Isolation Level - Serializable. When should I use this?
Ask yourself the following question: Would it be bad if someone were to INSERT a new row into your data while your transaction is running? Would this interfere with your results in an unacceptable way? If so, use the SERIALIZABLE level.
From MSDN regarding SET TRANSACTION ISOLATION LEVEL:
SERIALIZABLE
Places a range lock on the data set, preventing other users from updating or inserting rows into the data set until the transaction is complete. This is the most restrictive of the four isolation levels. Because concurrency is lower, use this option only when necessary. This option has the same effect as setting HOLDLOCK on all tables in all SELECT statements in a transaction.
So your transaction maintains all locks throughout its lifetime-- even those normally discarded after use. This makes it appear that all transactions are running one at a time, hence the name SERIALIZABLE. Note from Wikipedia regarding isolation levels:
SERIALIZABLE
This isolation level specifies that all transactions occur in a completely isolated fashion; i.e., as if all transactions in the system had executed serially, one after the other. The DBMS may execute two or more transactions at the same time only if the illusion of serial execution can be maintained.
The SERIALIZABLE
isolation level is the highest isolation level based on pessimistic concurrency control where transactions are completely isolated from one another.

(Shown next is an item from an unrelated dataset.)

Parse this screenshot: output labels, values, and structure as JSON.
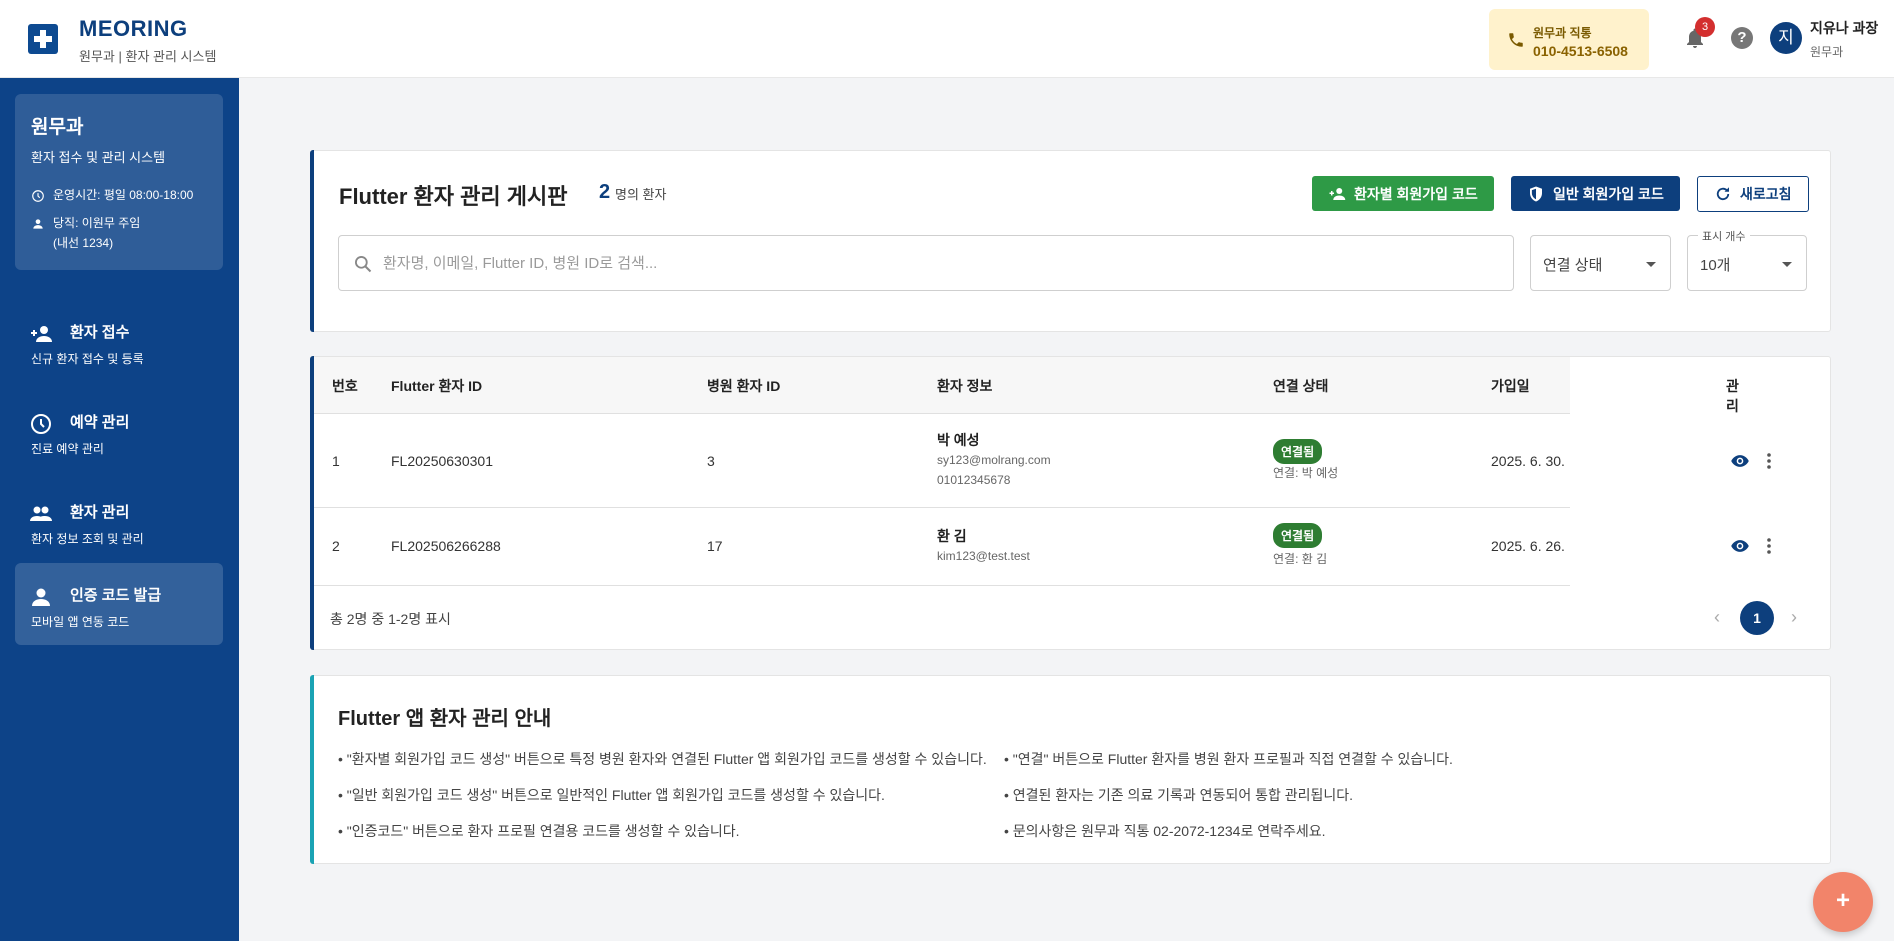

The ANSI/ISO standard SQL 92 covers the following read phenomena when one transaction reads data, which is changed by second transaction:
- dirty reads
- non-repeatable reads
- phantom reads
and Microsoft documentation extends with the following two:
- lost updates
- missing and double reads caused by row updates
The following table shows the concurrency side effects enabled by the different isolation levels:
So, the question is what read phenomena are allowed by your business requirements and then to check if your hardware environment can handle stricter concurrency control?
Note, something very interesting about the SERIALIZABLE
isolation level - it is the default isolation level specified by the SQL standard. In the context of SQL Server of course, the default is READ COMMITTED
.
Also, the official documentation about Transaction Locking and Row Versioning Guide is a great place where a lot of aspects are covered and explained.
Try accounting. Transactions in accounts are inherently serializable if you want to have proper account values AND adhere to things like credit limits.